Movies do many things. They can make the strongest person cry or the sternest person laugh. All it takes is a couple of hours. Knowing the greatness films can achieve, it pains me to know how many average and emotionless films have been released in recent times. This is a short review of three such films.
Let’s start with a little film called “Gothika” about a psychiatrist at a mental institution who claims to be haunted by the spirit of a dead girl. Prompted by the ghost, she proceeds to murder her husband, an action which, predictably, gets her committed to the asylum that she worked for.
Although the movie has some strong points, including a strikingly “Panic Room”-esque editing style, its major flaw is its incredibly generic story line. It’s one of those “I’m haunted by spirits that want me to solve their unjust murder and in the process I will learn that someone I am close to had something to do with it and that person will try to stop me from uncovering the plot” type of movies.
It’s “Stir of Echoes,” “What Lies Beneath” and a dozen other similarly styled suspense/horror flics all over again. This is not to say it doesn’t deliver the occasional scare, because it does. There is just not enough to bring it to above average.
I don’t want to nitpick, but if a psychiatrist went insane, wouldn’t it be some kind of violation to keep her locked up in the place she worked not a week earlier? That just didn’t sit right with me.
Another thing that didn’t sit right with me was “The Missing.” Now, this film isn’t so much bad as it subpar by the director’s standards. This film was directed by Ron Howard, maker of such great films as “Apollo 13” and “A Beautiful Mind.” He could have made a great movie about a frontier-era woman battling Indians who steal her daughter to sell into slavery in Mexico. The problem is, he doesn’t. The film is slow and underwhelming.
There were some good moments, and unlike the last film I reviewed, it had a far more original plot, notwithstanding the stereotypical strong-willed western female character who can handle anything. That has been overdone.

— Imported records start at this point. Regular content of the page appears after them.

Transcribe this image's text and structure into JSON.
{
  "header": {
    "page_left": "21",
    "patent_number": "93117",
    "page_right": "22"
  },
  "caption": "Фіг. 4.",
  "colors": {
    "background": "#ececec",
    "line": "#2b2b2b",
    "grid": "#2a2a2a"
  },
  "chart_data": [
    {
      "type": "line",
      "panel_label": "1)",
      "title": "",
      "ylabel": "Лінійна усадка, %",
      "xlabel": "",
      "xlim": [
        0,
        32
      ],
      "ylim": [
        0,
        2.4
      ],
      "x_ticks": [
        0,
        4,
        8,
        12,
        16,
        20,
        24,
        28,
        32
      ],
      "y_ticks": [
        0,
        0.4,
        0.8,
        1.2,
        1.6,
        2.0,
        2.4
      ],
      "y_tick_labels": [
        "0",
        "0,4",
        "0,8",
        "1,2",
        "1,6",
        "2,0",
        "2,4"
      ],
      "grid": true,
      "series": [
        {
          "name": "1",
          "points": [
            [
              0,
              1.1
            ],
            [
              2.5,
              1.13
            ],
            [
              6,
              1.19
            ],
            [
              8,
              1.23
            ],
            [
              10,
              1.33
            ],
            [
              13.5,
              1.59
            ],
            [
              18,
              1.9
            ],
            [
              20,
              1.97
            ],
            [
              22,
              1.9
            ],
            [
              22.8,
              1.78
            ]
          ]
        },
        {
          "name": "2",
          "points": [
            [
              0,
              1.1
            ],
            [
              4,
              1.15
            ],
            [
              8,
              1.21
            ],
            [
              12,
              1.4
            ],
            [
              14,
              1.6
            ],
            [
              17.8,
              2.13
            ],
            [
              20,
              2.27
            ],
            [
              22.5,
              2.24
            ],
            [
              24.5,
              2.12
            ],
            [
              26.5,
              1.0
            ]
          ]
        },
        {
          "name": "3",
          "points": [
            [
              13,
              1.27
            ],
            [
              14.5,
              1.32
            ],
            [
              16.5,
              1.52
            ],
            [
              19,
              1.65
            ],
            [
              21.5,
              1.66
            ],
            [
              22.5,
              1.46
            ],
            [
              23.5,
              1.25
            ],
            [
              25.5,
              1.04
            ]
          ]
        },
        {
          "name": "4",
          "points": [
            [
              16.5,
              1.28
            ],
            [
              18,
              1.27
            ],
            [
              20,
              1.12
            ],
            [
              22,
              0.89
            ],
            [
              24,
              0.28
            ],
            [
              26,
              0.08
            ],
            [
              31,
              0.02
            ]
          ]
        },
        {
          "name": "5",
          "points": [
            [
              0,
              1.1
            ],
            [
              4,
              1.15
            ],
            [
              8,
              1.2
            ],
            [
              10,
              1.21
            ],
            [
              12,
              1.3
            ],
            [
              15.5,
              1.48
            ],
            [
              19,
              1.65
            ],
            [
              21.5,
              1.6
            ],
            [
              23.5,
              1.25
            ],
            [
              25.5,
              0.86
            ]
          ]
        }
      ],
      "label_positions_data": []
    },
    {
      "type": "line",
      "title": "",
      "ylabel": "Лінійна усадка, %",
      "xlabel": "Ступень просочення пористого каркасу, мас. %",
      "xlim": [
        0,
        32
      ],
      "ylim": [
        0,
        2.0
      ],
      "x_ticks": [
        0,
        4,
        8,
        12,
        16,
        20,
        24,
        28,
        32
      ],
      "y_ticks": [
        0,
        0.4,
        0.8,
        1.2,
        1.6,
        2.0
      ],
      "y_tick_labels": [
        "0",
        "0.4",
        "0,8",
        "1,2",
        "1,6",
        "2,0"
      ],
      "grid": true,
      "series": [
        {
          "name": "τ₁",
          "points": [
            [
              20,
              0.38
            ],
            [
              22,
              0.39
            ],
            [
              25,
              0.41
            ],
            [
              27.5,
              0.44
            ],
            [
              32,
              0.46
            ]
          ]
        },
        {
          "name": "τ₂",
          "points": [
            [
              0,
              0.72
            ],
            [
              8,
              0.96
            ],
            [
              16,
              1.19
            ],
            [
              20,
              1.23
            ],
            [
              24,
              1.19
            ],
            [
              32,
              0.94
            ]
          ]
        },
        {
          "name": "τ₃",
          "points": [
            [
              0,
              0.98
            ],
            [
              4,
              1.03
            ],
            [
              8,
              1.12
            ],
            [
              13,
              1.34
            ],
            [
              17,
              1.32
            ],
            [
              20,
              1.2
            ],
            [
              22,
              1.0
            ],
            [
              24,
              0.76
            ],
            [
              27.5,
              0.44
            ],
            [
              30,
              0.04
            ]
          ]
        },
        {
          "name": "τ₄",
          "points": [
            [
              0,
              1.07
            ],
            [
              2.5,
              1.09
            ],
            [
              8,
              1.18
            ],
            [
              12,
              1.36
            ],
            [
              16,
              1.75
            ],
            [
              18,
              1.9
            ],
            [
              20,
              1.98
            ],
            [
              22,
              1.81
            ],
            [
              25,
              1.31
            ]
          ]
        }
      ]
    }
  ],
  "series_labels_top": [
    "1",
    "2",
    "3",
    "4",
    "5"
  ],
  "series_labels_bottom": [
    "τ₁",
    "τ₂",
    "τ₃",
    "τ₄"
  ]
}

I enjoyed some of the characters, including Tommy Lee Jones, and the villain was detestably well made for the screen.
Which brings me back to what I said earlier. It’s only bad by the director’s standards. Ron Howard has a lot to live up to.

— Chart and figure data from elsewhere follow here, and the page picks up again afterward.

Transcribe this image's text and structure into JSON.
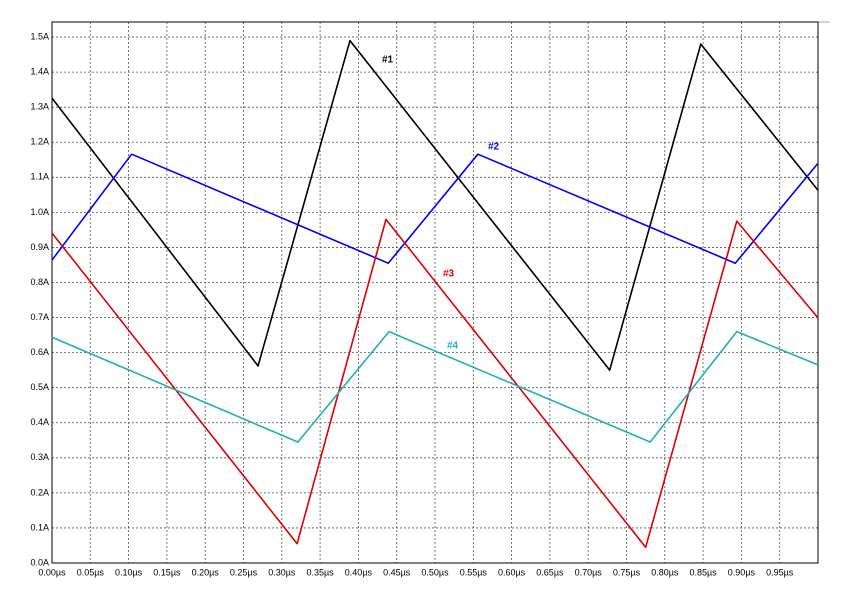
{
  "chart_data": {
    "type": "line",
    "xlim": [
      0,
      1.0
    ],
    "ylim": [
      0,
      1.543
    ],
    "xticks": [
      {
        "value": 0,
        "label": "0.00µs"
      },
      {
        "value": 0.05,
        "label": "0.05µs"
      },
      {
        "value": 0.1,
        "label": "0.10µs"
      },
      {
        "value": 0.15,
        "label": "0.15µs"
      },
      {
        "value": 0.2,
        "label": "0.20µs"
      },
      {
        "value": 0.25,
        "label": "0.25µs"
      },
      {
        "value": 0.3,
        "label": "0.30µs"
      },
      {
        "value": 0.35,
        "label": "0.35µs"
      },
      {
        "value": 0.4,
        "label": "0.40µs"
      },
      {
        "value": 0.45,
        "label": "0.45µs"
      },
      {
        "value": 0.5,
        "label": "0.50µs"
      },
      {
        "value": 0.55,
        "label": "0.55µs"
      },
      {
        "value": 0.6,
        "label": "0.60µs"
      },
      {
        "value": 0.65,
        "label": "0.65µs"
      },
      {
        "value": 0.7,
        "label": "0.70µs"
      },
      {
        "value": 0.75,
        "label": "0.75µs"
      },
      {
        "value": 0.8,
        "label": "0.80µs"
      },
      {
        "value": 0.85,
        "label": "0.85µs"
      },
      {
        "value": 0.9,
        "label": "0.90µs"
      },
      {
        "value": 0.95,
        "label": "0.95µs"
      }
    ],
    "yticks": [
      {
        "value": 0,
        "label": "0.0A"
      },
      {
        "value": 0.1,
        "label": "0.1A"
      },
      {
        "value": 0.2,
        "label": "0.2A"
      },
      {
        "value": 0.3,
        "label": "0.3A"
      },
      {
        "value": 0.4,
        "label": "0.4A"
      },
      {
        "value": 0.5,
        "label": "0.5A"
      },
      {
        "value": 0.6,
        "label": "0.6A"
      },
      {
        "value": 0.7,
        "label": "0.7A"
      },
      {
        "value": 0.8,
        "label": "0.8A"
      },
      {
        "value": 0.9,
        "label": "0.9A"
      },
      {
        "value": 1.0,
        "label": "1.0A"
      },
      {
        "value": 1.1,
        "label": "1.1A"
      },
      {
        "value": 1.2,
        "label": "1.2A"
      },
      {
        "value": 1.3,
        "label": "1.3A"
      },
      {
        "value": 1.4,
        "label": "1.4A"
      },
      {
        "value": 1.5,
        "label": "1.5A"
      }
    ],
    "grid": true,
    "series": [
      {
        "name": "#1",
        "color": "#000000",
        "x": [
          0,
          0.269,
          0.389,
          0.728,
          0.847,
          1.0
        ],
        "values": [
          1.326,
          0.562,
          1.49,
          0.55,
          1.48,
          1.063
        ]
      },
      {
        "name": "#2",
        "color": "#0000ff",
        "x": [
          0,
          0.104,
          0.439,
          0.556,
          0.892,
          1.0
        ],
        "values": [
          0.864,
          1.166,
          0.855,
          1.166,
          0.855,
          1.14
        ]
      },
      {
        "name": "#3",
        "color": "#e00000",
        "x": [
          0,
          0.32,
          0.436,
          0.775,
          0.894,
          1.0
        ],
        "values": [
          0.941,
          0.055,
          0.98,
          0.045,
          0.975,
          0.699
        ]
      },
      {
        "name": "#4",
        "color": "#20b0b0",
        "x": [
          0,
          0.321,
          0.44,
          0.781,
          0.894,
          1.0
        ],
        "values": [
          0.644,
          0.345,
          0.66,
          0.345,
          0.66,
          0.565
        ]
      }
    ]
  }
}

Now, let’s shift from directing geniuses to the directing scum of the world. Richard Donner’s “Timeline” is, by all meanings of the word, awful. I did not read the book of the same name. However, as a fan of Michael Chrichton, I can only hope his writing was better than Donner’s directing.
Donner, one of the oldest directors in the business, has made the most clichÇd, underdeveloped, paradox-filled junk heap of a film that I don’t even know how to begin to describe it.
For starters, let me say that if you are going to make a movie about time travel, at least try to follow some kind of scientific law. In the film, a group of archeologists travel back to the dark ages and get stuck. They say things like “Hey, don’t do that, it could change the course of human history” all the while killing people who could be the ancestors of the person who invented the Polio Vaccine or, God forbid, the television.
The flaws of “Timeline” go far beyond time travel incongruities. How about the fact that the characters in this film are so emotionless, so without depth, that on the rare occasion when one of them died, I didn’t care?
Running on guesses, coincidences and cinematic clichÇs, this movie fails miserably to be the epic story it pretends to be. An experienced director like Donner, who has been at it since the late 50’s, has no excuse for garbage like this. He should be making the kind of movie that keeps the audience entertained from start to finish.
It saddens me to see so much wasted talent, but I can’t stand the likes of Paul Walker, Halle Berry or Richard Donner. So maybe the talent isn’t so wasted after all. Hopefully, these people will stop making movies after they realize they are no good at it.
Oh well, at least I have “Master and Commander: The Far Side of the World” to keep me company in this long winter of mediocrity. Hopefully, as spring returns, so too will engrossing and exciting entertainment.